How They Brought the Good News from Ghent to Aix
by Robert Browning
I sprang to the stirrup, and Joris and he:
I galloped, Dirck galloped, we galloped all three;
“Good speed!” cried the watch as the gate-bolts undrew,
“Speed!” echoed the wall to us galloping through.
Behind shut the postern, the lights sank to rest,
And into the midnight we galloped abreast.
Not a word to each other; we kept the great pace—
Neck by neck, stride by stride, never changing our place;
I turned in my saddle and made its girths tight,
Then shortened each stirrup and set the pique right,
Rebuckled the check-strap, chained slacker the bit,
Nor galloped less steadily Roland a whit.
’Twas moonset at starting; but while we drew near
Lokeren, the cocks crew and twilight dawned clear;
At Boom a great yellow star came out to see;
At Düffeld ’twas morning as plain as could be;
And from Mecheln church-steeple we heard the half-chime—
So Joris broke silence with “Yet there is time!”

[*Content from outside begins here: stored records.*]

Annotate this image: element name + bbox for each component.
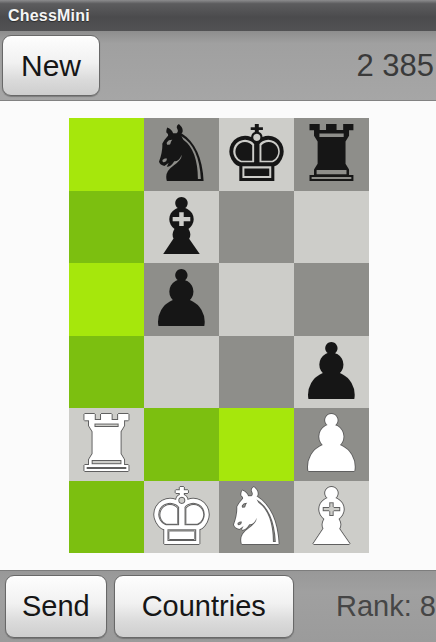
black-king-piece: ♚	[222, 118, 292, 190]
square-r4c4[interactable]: ♟	[294, 336, 369, 409]
black-pawn-piece: ♟	[297, 336, 367, 408]
square-r4c3[interactable]	[219, 336, 294, 409]
title-bar: ChessMini	[0, 0, 436, 31]
app-screen: ChessMini New 2 385 ♞♚♜♝♟♟♜♟♚♞♝ Send Cou…	[0, 0, 436, 642]
send-button[interactable]: Send	[5, 575, 107, 638]
square-r3c4[interactable]	[294, 263, 369, 336]
square-r4c1[interactable]	[69, 336, 144, 409]
square-r3c2[interactable]: ♟	[144, 263, 219, 336]
square-r1c3[interactable]: ♚	[219, 118, 294, 191]
square-r6c2[interactable]: ♚	[144, 481, 219, 554]
square-r2c3[interactable]	[219, 191, 294, 264]
square-r5c2[interactable]	[144, 408, 219, 481]
square-r1c4[interactable]: ♜	[294, 118, 369, 191]
square-r6c1[interactable]	[69, 481, 144, 554]
black-knight-piece: ♞	[147, 118, 217, 190]
square-r2c1[interactable]	[69, 191, 144, 264]
new-button[interactable]: New	[2, 35, 100, 96]
square-r5c1[interactable]: ♜	[69, 408, 144, 481]
chess-board[interactable]: ♞♚♜♝♟♟♜♟♚♞♝	[69, 118, 369, 553]
app-title: ChessMini	[8, 7, 90, 25]
bottom-bar: Send Countries Rank: 8	[0, 570, 436, 642]
square-r3c1[interactable]	[69, 263, 144, 336]
white-king-piece: ♚	[147, 481, 217, 553]
square-r5c3[interactable]	[219, 408, 294, 481]
content-area: ♞♚♜♝♟♟♜♟♚♞♝	[0, 101, 436, 570]
white-pawn-piece: ♟	[297, 408, 367, 480]
black-rook-piece: ♜	[297, 118, 367, 190]
square-r2c4[interactable]	[294, 191, 369, 264]
square-r6c3[interactable]: ♞	[219, 481, 294, 554]
toolbar: New 2 385	[0, 31, 436, 101]
white-bishop-piece: ♝	[297, 481, 367, 553]
score-display: 2 385	[356, 48, 434, 84]
square-r1c1[interactable]	[69, 118, 144, 191]
square-r6c4[interactable]: ♝	[294, 481, 369, 554]
square-r3c3[interactable]	[219, 263, 294, 336]
square-r1c2[interactable]: ♞	[144, 118, 219, 191]
rank-text: Rank: 8	[336, 571, 436, 642]
countries-button[interactable]: Countries	[114, 575, 294, 638]
square-r4c2[interactable]	[144, 336, 219, 409]
black-bishop-piece: ♝	[147, 191, 217, 263]
black-pawn-piece: ♟	[147, 263, 217, 335]
square-r5c4[interactable]: ♟	[294, 408, 369, 481]
white-rook-piece: ♜	[72, 408, 142, 480]
square-r2c2[interactable]: ♝	[144, 191, 219, 264]
white-knight-piece: ♞	[222, 481, 292, 553]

At Aerschot up leaped of a sudden the sun,
And against him the cattle stood black every one,
To stare through the mist at us galloping past;
And I saw my stout galloper Roland at last
With resolute shoulders, each butting away
The haze, as some bluff river headland its spray;
And his low head and crest, just one sharp ear bent back
For my voice, and the other pricked out on his track,
And one eye’s black intelligence—ever that glance
O’er its white edge at me, his own master, askance;
And the thick heavy spume-flakes, which aye and anon
His fierce lips shook upwards in galloping on.
By Hasselt, Dirck groaned; and cried Joris, “Stay spur!
Your Roos galloped bravely, the fault’s not in her;
“We’ll remember at Aix”—for one heard the quick wheeze
Of her chest, saw the stretched neck and staggering knees,
And sunk tail, and horrible heave of the flank,
As down on her haunches she shuddered and sank.
So we were left galloping, Joris and I,
Past Looz and past Tongres, no cloud in the sky;
The broad sun above laughed a pitiless laugh;
’Neath our feet broke the brittle bright stubble like chaff;
Till over by Delhem a dome spire sprung white,
And “Gallop,” gasped Joris, “for Aix is in sight!
“How they’ll greet us!”—and all in a moment his roan
Rolled neck and croup over, lay dead as a stone;
And there was my Roland to bear the whole weight
Of the news which alone could save Aix from her fate,
With his nostrils like pits full of blood to the brim,
And with circles of red for his eye-sockets’ rim.
Then I cast loose my buff-coat, each holster let fall,
Shook off both my jack-boots, let go belt and all,
Stood up in the stirrup, leaned, patted his ear,
Called my Roland his pet name, my horse without peer—
Clapped my hands, laughed and sung, any noise, bad or good,
Till at length into Aix Roland galloped and stood.
And all I remember is friends flocking around,
As I sate with his head twixt my knees on the ground;
And no voice but was praising this Roland of mine
As I poured down his throat our last measure of wine,
Which (the burgesses voted by common consent)
Was no more than his due who brought good news from Ghent.
Robert Browning’s Voice:
Robert Browning (1812-1889) was an English poet, known for his dramatic verse. Considered one of the foremost poets of the Victorian era, Browning was born the same year as Charles Dickens. He was married to poet Elizabeth Barrett Browning.